What is a NIB file? It is a file created by Interface Builder to archive interface objects and their relationships. Put another way, a NIB represents the objects that make up the visual display of a screen. You create and edit NIB files using IB, and your application uses the NIB files at run time to display the user interface of the app.

Begin by opening the file ViewController.xib, available in the Project navigator. This changes the contents of the Editor area. It displays the NIB file using the IB designer, as shown in Figure 1.8.

Figure 1.8

Figure 1.8. Adding “Hello World” to the main view of the app

IB has a set of available utilities for working with a NIB file. Press Control-Option-Command-3 to display the Object library. The Object library contains a list of visual and nonvisual components that are used to construct the user interface. In the filter bar at the bottom, type “Label” without the quotes. This will filter the object list, displaying only label-type objects.

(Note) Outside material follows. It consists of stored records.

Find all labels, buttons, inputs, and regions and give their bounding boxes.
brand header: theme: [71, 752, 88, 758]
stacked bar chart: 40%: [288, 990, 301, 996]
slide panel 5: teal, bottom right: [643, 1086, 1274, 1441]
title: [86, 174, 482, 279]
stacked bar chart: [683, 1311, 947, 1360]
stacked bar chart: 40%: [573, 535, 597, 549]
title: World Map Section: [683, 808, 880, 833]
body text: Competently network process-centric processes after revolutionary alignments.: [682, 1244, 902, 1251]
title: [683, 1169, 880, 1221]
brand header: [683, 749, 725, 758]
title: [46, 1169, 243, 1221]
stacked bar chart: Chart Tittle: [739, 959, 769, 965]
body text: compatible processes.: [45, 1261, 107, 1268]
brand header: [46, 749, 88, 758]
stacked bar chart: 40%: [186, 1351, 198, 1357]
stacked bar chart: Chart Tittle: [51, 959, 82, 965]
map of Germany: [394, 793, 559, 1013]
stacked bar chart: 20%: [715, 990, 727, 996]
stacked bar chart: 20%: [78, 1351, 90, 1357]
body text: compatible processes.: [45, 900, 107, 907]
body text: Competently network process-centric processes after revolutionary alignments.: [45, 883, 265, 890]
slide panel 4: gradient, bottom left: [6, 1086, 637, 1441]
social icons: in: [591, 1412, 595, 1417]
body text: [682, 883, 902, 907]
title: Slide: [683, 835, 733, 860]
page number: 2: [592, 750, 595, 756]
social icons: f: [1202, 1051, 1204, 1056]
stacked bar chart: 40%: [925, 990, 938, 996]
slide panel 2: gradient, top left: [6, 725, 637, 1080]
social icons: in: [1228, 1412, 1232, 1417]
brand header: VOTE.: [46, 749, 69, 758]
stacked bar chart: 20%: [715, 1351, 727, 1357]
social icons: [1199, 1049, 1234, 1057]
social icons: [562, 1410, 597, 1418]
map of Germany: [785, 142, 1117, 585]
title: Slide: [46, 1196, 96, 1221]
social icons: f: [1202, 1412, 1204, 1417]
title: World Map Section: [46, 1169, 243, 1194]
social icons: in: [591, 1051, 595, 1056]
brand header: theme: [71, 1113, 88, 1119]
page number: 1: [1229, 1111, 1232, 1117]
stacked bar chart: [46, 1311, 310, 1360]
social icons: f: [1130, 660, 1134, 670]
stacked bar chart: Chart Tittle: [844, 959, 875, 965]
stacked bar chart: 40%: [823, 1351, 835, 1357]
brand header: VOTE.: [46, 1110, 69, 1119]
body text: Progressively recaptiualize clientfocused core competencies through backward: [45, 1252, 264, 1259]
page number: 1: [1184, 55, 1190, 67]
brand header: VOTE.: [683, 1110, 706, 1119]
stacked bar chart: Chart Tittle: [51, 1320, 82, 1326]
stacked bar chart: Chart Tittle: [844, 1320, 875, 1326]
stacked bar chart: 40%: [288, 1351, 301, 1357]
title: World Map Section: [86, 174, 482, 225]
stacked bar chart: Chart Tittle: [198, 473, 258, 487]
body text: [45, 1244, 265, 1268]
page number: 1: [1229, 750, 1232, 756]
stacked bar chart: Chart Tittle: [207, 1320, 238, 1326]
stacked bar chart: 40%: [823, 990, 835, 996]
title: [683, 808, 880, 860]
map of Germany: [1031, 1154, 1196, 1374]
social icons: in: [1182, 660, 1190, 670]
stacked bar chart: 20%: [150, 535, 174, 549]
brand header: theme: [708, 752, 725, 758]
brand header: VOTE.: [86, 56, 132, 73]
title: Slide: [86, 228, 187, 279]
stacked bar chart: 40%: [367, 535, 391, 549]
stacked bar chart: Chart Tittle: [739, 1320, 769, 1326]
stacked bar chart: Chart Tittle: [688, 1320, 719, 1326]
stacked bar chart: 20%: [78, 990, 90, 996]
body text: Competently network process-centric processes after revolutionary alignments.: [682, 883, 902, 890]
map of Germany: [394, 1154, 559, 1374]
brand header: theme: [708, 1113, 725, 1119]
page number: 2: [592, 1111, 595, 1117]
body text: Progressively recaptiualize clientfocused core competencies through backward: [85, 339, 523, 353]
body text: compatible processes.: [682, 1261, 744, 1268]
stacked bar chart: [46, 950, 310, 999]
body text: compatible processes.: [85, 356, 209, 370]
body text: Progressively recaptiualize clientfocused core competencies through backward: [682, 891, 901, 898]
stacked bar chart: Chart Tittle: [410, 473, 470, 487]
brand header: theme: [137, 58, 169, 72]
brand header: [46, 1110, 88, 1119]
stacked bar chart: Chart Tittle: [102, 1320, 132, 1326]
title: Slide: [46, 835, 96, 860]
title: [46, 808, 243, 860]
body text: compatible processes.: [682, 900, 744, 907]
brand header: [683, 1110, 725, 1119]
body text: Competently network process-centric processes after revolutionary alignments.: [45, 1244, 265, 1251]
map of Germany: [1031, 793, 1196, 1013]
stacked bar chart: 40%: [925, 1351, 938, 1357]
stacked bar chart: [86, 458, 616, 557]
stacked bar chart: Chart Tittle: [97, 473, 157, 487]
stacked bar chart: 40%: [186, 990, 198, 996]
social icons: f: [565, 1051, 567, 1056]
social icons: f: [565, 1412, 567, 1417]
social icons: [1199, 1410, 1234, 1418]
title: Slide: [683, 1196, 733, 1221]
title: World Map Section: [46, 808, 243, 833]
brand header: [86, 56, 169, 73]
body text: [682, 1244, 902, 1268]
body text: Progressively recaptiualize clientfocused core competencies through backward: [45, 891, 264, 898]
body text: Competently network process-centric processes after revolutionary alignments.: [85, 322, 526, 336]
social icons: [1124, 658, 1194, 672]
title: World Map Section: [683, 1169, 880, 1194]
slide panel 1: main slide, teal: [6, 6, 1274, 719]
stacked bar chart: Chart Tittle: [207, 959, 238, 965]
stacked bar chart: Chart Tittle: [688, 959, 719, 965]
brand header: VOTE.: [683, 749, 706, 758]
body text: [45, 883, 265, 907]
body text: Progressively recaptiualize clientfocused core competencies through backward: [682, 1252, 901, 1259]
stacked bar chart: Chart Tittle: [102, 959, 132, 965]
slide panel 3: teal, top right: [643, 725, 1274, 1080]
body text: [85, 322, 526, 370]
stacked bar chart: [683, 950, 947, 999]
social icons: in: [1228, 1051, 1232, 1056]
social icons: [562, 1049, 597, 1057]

Drag and drop the label object onto the view’s canvas area. This creates a new UILabel instance, which is the type of object representing a label. Next, open the Attributes inspector (Option-Command-4). At the top of the Attributes inspector is a property named Text. Change the default value “Label” to “Hello World.” Xcode should now look similar to Figure 1.8.

You may need to resize the label to view the entire “Hello World” content. To resize it, move the mouse cursor to the right edge of the label object. The cursor will change to the resize indicator. Click and drag the mouse to the right to increase the width of the label.

Build and run the app in the iPad Simulator. Congratulations! You have written your first Hello World app for the iPad.